Angiomas o hemangiomas en bebés y niños: por qué se producen y cómo se tratan este tipo de manchas en la piel

Casi un cinco por ciento de los niños padecen angiomas o hemangiomas (que algunas personas llaman "antojos"), manchas rojizas en la piel que generalmente no se ven en el momento del nacimiento, sino que aparecen en las primeras semanas de vida.

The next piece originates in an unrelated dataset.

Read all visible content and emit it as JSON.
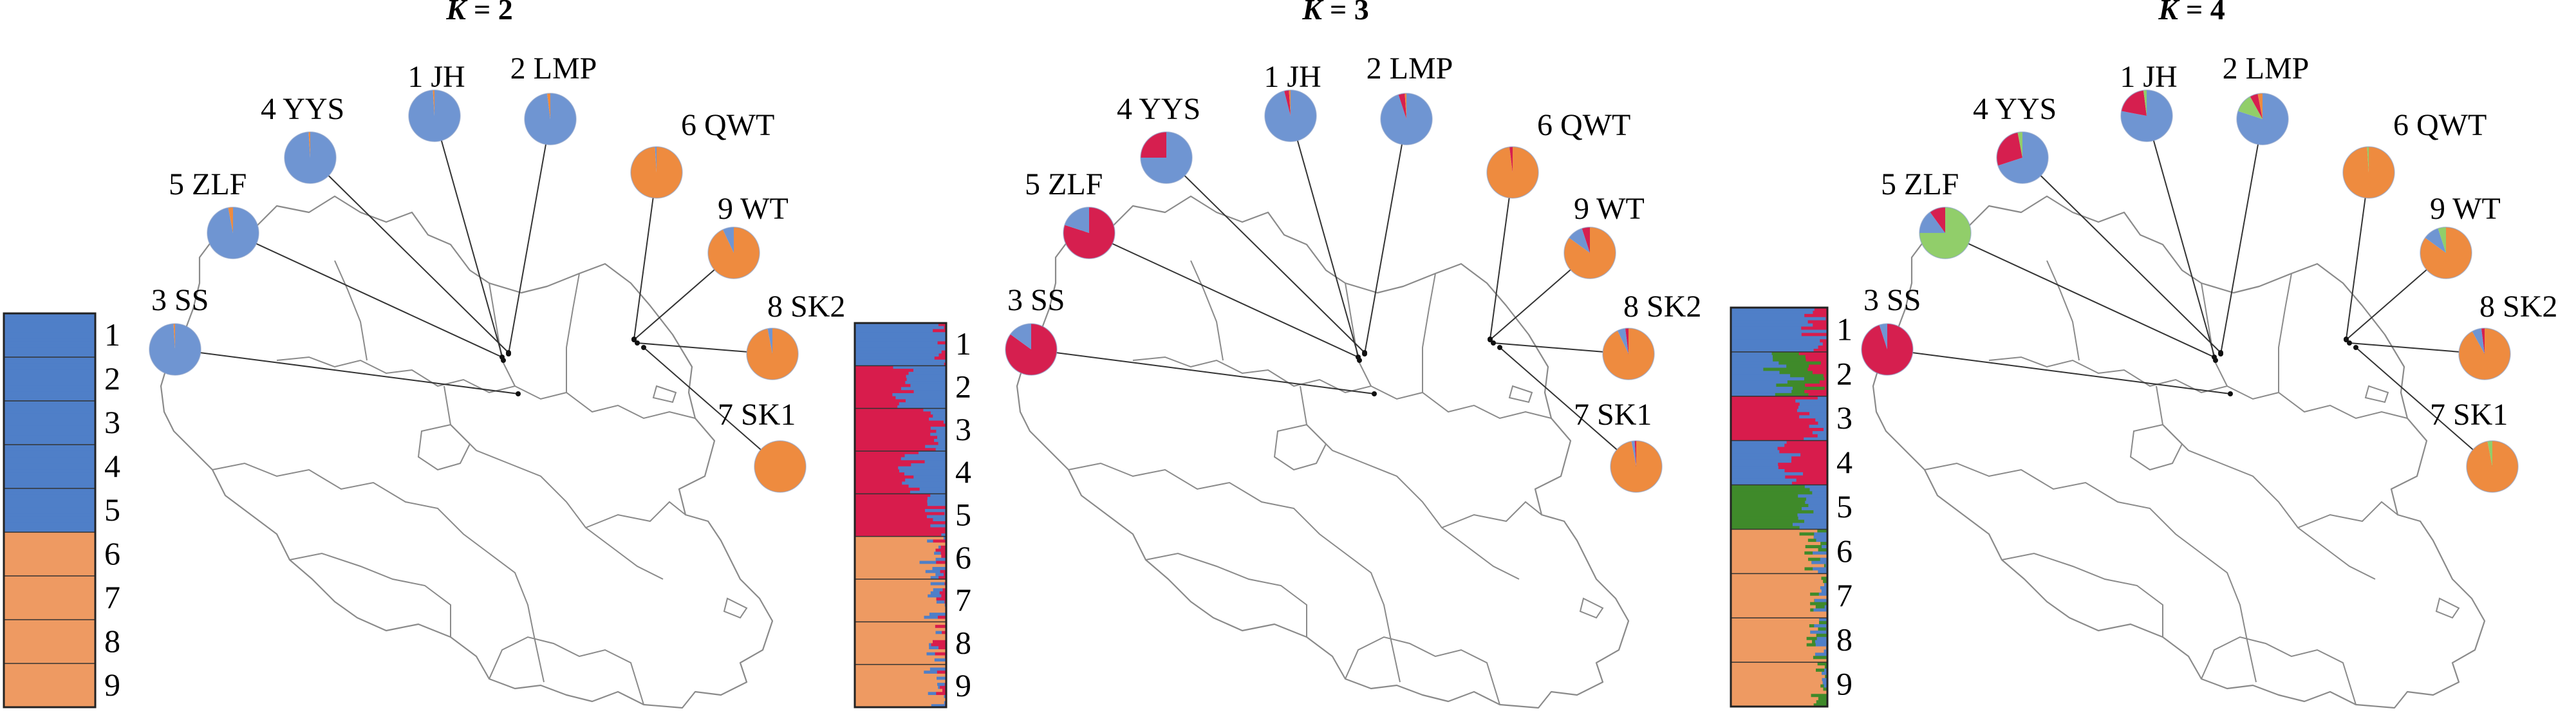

Aunque son motivo frecuente de preocupación y consulta por parte de los padres, los angiomas son benignos y en un porcentaje alto de los casos desaparecen de forma espontánea a lo largo de la infancia. Si tu peque tiene un angioma, te contamos todo lo que deberías saber sobre estos tumores vasculares benignos.

¿Qué es un angioma y por qué se produce?

Los hemangiomas son proliferaciones vasculares, es decir, un conjunto de vasos sanguíneos que crecen de forma anómala en la piel de los niños pequeños.

Este tumor benigno se da con relativa frecuencia en la infancia, y aunque pueden estar presentes desde el momento del nacimiento (entre un 1-3% de los casos), generalmente empiezan a hacerse visibles con el paso del tiempo, llegando a afectar a un 10% de los niños menores de un año.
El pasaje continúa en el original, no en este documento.